BioinformaticsFMRP / TCGAbiolinks

TCGAbiolinks
http://bioconductor.org/packages/devel/bioc/vignettes/TCGAbiolinks/inst/doc/index.html
284 stars 109 forks source link

TCGAbiolinks download repeat clinical data and case count not the same with getProjectSummary #346

Open wentgithub opened 4 years ago

wentgithub commented 4 years ago

rm(list=ls()) library(TCGAbiolinks) library(dplyr) library(DT) query <- GDCquery(project = "TCGA-OV", data.category = "Clinical", file.type = "xml") GDCdownload(query) clinical <- GDCprepare_clinic(query, clinical.info = "patient") write.table(clinical, 'b.txt', sep="\t", row.names=F,col.names=T,quote=F)

you will see it has three duplicate bcr_patient_barcode

TCGA-3P-A9WA TCGA-59-A5PD TCGA-5X-AA5U ,waiting for your help, thanks a lot

============================================================================================================================ here is the resulr of TCGA-OV, you give clinical case_count is 608, but as the above getthing clinical data, even including the three repeat data, it is 590, not 608, so what is the real case count image

tiagochst commented 4 years ago

I'll check the count and the duplicated sample. I did not touch that function for a long time.

wentgithub commented 4 years ago

thanks a lot, waiting for your reply

tiagochst commented 4 years ago

It seems TCGA-OV has 608 cases, but only 587 have clinical data. The numbers are the same from GDC data portal as shown below:

Screen Shot 2019-09-03 at 10 41 05 AM Screen Shot 2019-09-03 at 10 47 48 AM

Example of case missing clinical data:

Screen Shot 2019-09-03 at 10 55 10 AM

Code to check the samples missing: http://rpubs.com/tiagochst/TCGA-OV-cases

wentgithub commented 4 years ago

Thanks a lot. so what is the right way to get clinical data? query <- GDCquery(project = "TCGA-OV", data.category = "Clinical", file.type = "xml") GDCdownload(query) clinical <- GDCprepare_clinic(query, clinical.info = "patient") # and then dedup myself?

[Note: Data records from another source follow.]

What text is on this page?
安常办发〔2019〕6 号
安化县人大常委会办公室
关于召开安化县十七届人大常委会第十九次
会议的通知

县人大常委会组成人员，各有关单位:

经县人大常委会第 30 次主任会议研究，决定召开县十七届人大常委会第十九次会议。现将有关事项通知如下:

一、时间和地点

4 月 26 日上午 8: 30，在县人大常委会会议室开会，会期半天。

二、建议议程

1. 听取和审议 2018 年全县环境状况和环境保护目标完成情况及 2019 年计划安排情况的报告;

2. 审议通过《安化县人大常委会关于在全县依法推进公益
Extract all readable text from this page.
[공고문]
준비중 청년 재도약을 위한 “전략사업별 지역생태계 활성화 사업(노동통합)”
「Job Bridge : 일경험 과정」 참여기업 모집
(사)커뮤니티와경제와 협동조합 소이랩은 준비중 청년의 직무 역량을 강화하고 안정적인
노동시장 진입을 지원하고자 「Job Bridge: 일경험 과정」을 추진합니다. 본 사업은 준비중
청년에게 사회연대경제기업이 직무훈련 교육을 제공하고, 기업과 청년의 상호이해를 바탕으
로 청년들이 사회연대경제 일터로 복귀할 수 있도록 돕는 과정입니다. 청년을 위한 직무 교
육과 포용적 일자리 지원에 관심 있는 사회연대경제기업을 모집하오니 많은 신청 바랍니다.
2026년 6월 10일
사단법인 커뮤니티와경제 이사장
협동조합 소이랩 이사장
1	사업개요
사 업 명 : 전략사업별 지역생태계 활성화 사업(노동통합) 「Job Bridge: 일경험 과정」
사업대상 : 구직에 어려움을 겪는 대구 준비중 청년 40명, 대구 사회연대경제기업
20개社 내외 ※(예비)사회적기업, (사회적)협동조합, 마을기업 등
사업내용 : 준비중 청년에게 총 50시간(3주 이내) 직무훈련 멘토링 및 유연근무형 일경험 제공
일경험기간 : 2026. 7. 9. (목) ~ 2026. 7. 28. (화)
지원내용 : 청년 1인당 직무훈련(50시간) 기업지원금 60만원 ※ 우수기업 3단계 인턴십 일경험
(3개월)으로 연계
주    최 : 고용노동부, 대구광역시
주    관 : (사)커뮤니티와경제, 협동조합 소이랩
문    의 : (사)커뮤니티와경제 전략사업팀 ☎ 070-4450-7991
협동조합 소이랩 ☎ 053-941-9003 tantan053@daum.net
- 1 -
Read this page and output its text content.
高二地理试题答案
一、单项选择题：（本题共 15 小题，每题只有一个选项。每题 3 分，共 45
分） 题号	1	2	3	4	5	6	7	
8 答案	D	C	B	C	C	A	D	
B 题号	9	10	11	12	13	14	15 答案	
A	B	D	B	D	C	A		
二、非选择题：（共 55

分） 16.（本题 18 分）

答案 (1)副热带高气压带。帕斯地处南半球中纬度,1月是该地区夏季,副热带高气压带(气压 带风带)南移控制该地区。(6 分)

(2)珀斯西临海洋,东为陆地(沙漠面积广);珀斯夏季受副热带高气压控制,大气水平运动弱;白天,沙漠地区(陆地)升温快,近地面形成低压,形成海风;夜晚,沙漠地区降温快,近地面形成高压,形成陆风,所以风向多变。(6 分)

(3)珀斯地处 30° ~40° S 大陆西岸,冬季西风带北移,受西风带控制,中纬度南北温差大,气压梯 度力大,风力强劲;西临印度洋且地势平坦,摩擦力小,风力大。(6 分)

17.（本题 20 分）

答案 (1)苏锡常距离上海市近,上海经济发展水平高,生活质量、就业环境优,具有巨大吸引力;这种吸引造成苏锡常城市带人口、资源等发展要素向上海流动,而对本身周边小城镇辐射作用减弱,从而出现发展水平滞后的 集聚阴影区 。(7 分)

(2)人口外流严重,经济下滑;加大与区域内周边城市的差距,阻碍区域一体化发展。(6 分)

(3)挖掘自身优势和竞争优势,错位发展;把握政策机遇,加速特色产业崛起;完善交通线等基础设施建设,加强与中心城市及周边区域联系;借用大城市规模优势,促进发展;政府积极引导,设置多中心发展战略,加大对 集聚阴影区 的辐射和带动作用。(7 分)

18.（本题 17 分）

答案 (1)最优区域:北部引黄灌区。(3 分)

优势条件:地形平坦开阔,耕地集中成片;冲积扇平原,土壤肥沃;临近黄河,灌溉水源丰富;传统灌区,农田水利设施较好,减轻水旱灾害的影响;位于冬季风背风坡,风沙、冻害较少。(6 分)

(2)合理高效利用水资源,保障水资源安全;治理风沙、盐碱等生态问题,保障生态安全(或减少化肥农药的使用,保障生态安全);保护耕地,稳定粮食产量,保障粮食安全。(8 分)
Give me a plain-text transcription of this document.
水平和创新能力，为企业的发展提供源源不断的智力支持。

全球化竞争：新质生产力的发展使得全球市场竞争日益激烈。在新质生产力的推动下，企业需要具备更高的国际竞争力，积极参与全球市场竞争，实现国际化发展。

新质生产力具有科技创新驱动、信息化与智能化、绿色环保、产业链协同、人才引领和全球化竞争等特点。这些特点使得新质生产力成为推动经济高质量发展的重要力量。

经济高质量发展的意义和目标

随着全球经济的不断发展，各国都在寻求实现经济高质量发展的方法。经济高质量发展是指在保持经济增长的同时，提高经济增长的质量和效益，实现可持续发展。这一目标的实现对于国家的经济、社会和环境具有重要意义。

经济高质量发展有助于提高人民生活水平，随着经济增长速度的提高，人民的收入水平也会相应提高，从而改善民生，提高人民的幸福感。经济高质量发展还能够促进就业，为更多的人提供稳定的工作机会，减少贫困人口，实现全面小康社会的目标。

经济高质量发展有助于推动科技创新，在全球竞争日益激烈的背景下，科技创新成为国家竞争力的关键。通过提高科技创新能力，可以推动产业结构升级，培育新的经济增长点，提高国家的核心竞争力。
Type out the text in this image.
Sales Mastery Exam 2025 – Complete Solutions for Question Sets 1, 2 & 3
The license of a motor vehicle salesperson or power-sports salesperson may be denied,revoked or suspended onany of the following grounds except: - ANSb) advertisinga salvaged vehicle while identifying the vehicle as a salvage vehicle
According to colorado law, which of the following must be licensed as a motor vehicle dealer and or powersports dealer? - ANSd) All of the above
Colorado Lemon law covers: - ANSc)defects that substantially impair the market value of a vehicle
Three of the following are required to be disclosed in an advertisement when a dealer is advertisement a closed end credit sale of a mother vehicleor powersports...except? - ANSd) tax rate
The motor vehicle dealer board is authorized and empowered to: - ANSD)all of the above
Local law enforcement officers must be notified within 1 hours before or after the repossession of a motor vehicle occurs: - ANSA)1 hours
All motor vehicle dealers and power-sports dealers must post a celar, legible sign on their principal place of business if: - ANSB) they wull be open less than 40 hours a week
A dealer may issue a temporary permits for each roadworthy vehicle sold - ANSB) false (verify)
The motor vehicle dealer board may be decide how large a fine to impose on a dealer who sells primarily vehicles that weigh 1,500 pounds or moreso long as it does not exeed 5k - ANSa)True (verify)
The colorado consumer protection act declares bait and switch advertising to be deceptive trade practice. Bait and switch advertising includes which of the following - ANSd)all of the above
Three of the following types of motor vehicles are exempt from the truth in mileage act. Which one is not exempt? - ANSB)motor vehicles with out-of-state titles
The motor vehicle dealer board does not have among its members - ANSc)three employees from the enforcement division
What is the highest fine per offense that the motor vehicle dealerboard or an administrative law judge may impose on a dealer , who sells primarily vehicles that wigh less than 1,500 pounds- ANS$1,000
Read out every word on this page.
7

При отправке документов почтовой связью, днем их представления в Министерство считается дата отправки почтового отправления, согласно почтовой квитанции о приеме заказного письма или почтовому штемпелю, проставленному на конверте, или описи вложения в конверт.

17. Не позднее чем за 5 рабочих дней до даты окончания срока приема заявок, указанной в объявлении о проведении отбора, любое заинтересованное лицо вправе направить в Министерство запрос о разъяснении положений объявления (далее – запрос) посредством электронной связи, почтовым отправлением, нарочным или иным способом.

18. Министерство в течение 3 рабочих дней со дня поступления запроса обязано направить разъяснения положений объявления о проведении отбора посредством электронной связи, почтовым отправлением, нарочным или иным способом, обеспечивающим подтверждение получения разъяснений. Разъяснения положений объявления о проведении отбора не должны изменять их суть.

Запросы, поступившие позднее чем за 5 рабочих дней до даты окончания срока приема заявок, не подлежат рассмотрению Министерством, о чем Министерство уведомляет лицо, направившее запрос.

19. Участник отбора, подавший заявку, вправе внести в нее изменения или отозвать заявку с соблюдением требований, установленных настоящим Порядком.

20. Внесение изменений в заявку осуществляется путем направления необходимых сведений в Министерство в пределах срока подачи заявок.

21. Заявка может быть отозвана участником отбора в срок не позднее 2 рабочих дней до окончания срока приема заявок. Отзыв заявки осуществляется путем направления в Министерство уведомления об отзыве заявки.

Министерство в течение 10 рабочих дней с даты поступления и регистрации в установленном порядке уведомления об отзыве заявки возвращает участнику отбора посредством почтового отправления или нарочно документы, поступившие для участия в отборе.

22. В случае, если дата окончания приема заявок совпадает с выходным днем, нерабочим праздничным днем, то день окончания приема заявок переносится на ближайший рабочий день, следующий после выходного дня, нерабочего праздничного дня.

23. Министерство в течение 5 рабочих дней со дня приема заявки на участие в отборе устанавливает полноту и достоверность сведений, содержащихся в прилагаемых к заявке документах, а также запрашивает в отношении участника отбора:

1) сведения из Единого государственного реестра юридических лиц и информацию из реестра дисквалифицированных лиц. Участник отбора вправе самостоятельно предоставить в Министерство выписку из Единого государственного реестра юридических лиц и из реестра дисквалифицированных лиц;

tiagochst commented 4 years ago

I suggest using the indexed data: clinical.indexed <- GDCquery_clinic(project = "TCGA-OV", type = "clinical")

wentgithub commented 4 years ago

it is really a pity, use the same code, I get not the same data as you

image

after write.table(clinical.indexed,"ov_clinical",sep="\t",row.names=F,col.names=T,quote=F) and you can see the result is double rownames, and most content is NA

image

tiagochst commented 4 years ago

Which version of TCGAbiolinks do you have installed? It seems it is an old one. Could you please update it from Github with:

withr::with_envvar(c(R_REMOTES_NO_ERRORS_FROM_WARNINGS="true"), 
  remotes::install_github('BioinformaticsFMRP/TCGAbiolinks')
)
wentgithub commented 4 years ago

I install from the bioconductor before. after installing from your suggestion, the counts now is right, but the content is of courese not I wanted at least, it lacks tumor stage information, image

here is my code rm(list=ls()) library(TCGAbiolinks) library(dplyr) library(DT) clinical.indexed <- GDCquery_clinic(project = "TCGA-OV", type = "clinical")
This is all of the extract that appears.